I will give you all any updates on my dark situation, if they are positive. Until then, I’ll continue posting everything I’ve ever written and or had published, as well as make the occasional commentary. I am slated to return to the U.S. in six months, to sleep on the couch of an old friend for a month or so. After that, I have no idea what I’ll do. Besides check into the nearest methadone clinic ASAP and get into their counseling services as well.
Now I’m wondering if WordPress has an algorithm that detects posts like this and automatically emails the suicide prevention hotline number and an uplifting message to the blogger. Ha. As bad as things are (and I haven’t properly explained or gone into nearly sufficient detail of my situation, for everyone who is confused about so many things) I just have to find humor in this, being a humor writer.

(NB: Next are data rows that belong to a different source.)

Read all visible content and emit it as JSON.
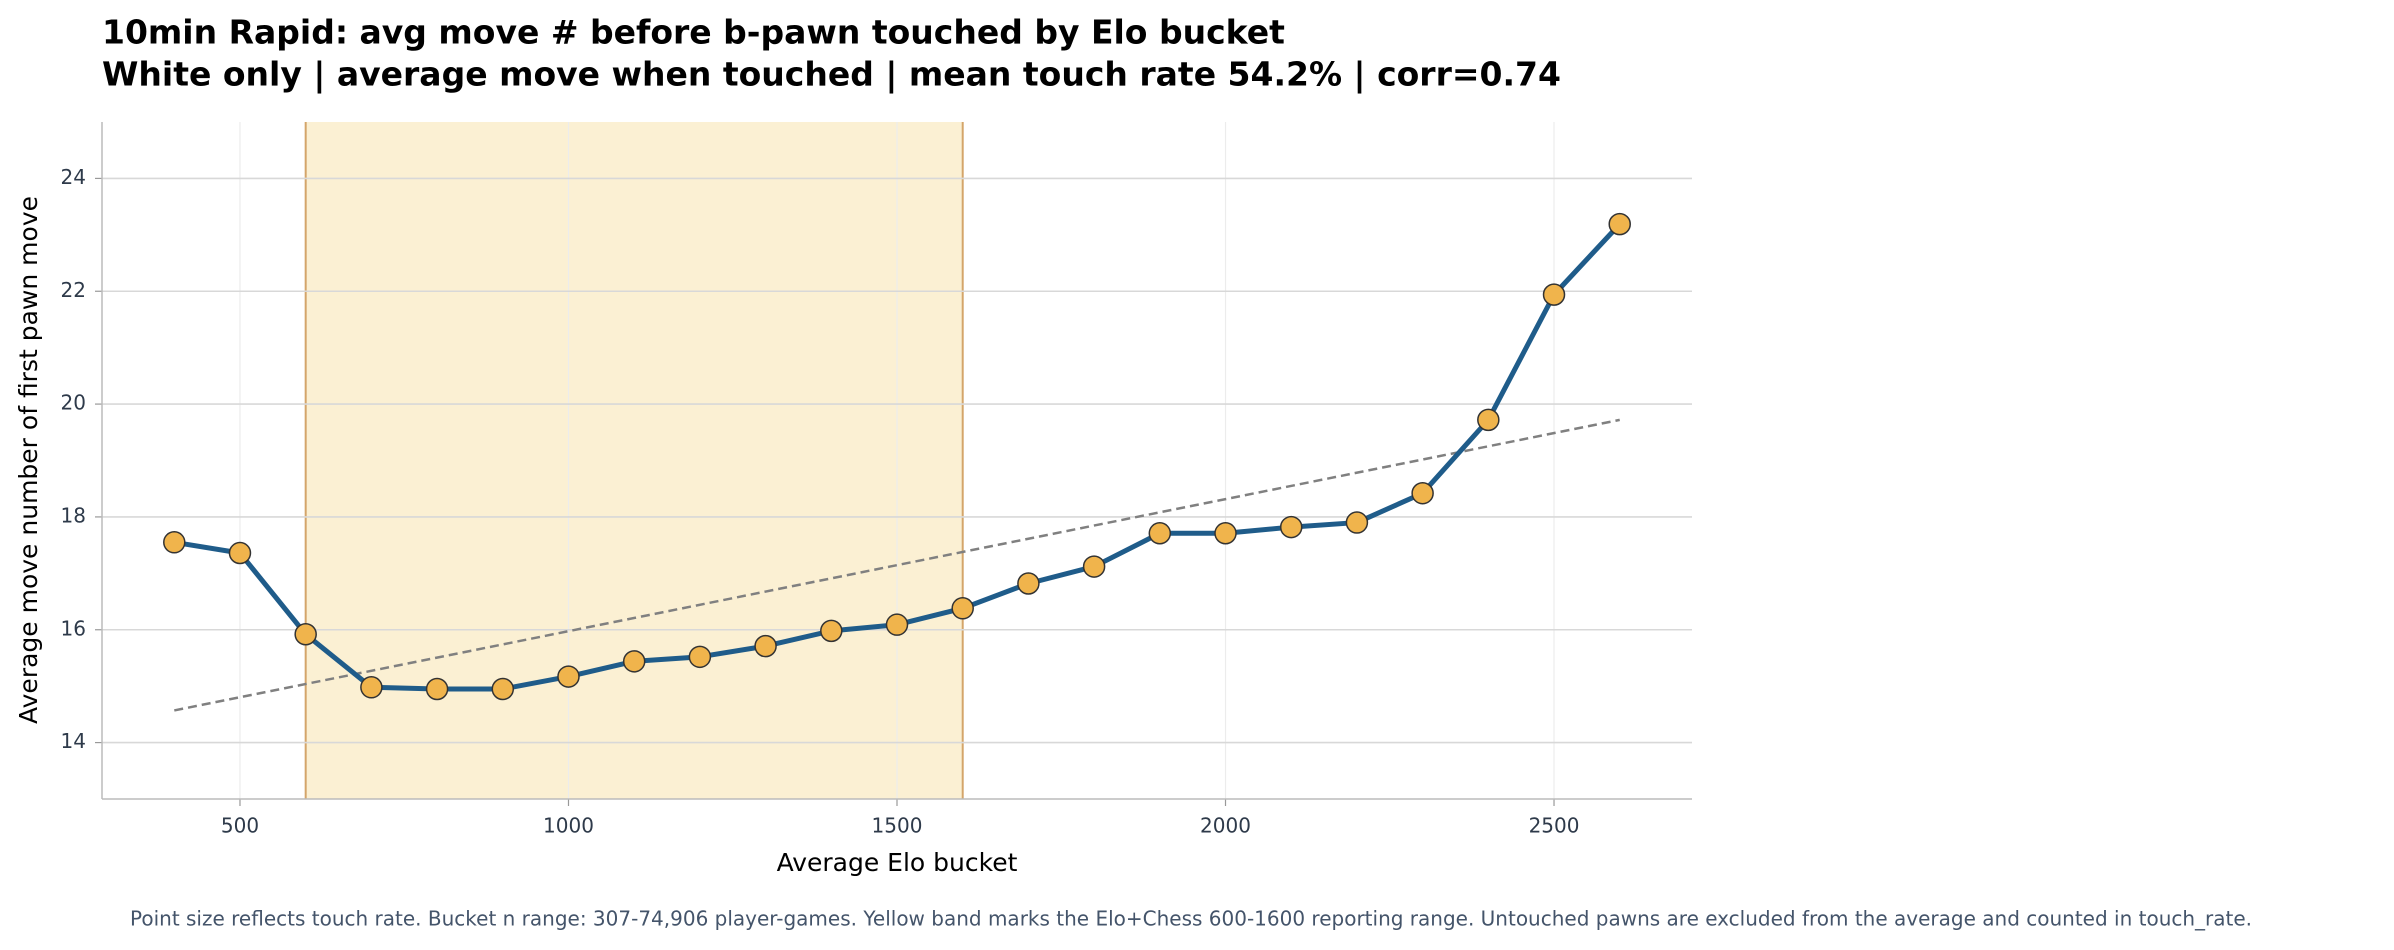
{
  "chart_data": {
    "type": "line",
    "title": "10min Rapid: avg move # before b-pawn touched by Elo bucket",
    "subtitle": "White only | average move when touched | mean touch rate 54.2% | corr=0.74",
    "x_label": "Average Elo bucket",
    "y_label": "Average move number of first pawn move",
    "footnote": "Point size reflects touch rate. Bucket n range: 307-74,906 player-games. Yellow band marks the Elo+Chess 600-1600 reporting range. Untouched pawns are excluded from the average and counted in touch_rate.",
    "x": [
      400,
      500,
      600,
      700,
      800,
      900,
      1000,
      1100,
      1200,
      1300,
      1400,
      1500,
      1600,
      1700,
      1800,
      1900,
      2000,
      2100,
      2200,
      2300,
      2400,
      2500,
      2600
    ],
    "series": [
      {
        "name": "Average move",
        "color": "#1f5c8a",
        "values": [
          17.55,
          17.36,
          15.92,
          14.98,
          14.95,
          14.95,
          15.17,
          15.44,
          15.52,
          15.71,
          15.98,
          16.09,
          16.38,
          16.82,
          17.12,
          17.71,
          17.71,
          17.82,
          17.9,
          18.42,
          19.72,
          21.94,
          23.19
        ]
      }
    ],
    "marker_color": "#f0b44c",
    "trend": {
      "x": [
        400,
        2600
      ],
      "values": [
        14.57,
        19.72
      ],
      "color": "#808080"
    },
    "band": {
      "range": [
        600,
        1600
      ],
      "color": "#fbf0d3",
      "edge_color": "#d4a56a"
    },
    "xlim": [
      290,
      2710
    ],
    "ylim": [
      13,
      25
    ],
    "xticks": [
      500,
      1000,
      1500,
      2000,
      2500
    ],
    "yticks": [
      14,
      16,
      18,
      20,
      22,
      24
    ],
    "grid": true
  }
}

“I laugh to stop from cryin,” a blues great one sang.
Now, may the clients for writing/editing/career strategy come pouring in!
Update: I’m generally doing a little better now. Designing visual art, in the form of apparel with funny messages, has helped me more than I could imagine. I haven’t gotten a single sale yet, even, but just knowing that people are at least laughing at more of my work is a good feeling. I thought of this t-shirt during one of my darkest moments: “If Somethin’s Eating At you From the Inside….Shit Out a Good Story.” Hope you enjoy looking at my designs as much as I enjoyed making them. Everyone keep your heads up. (Including you, Jason.)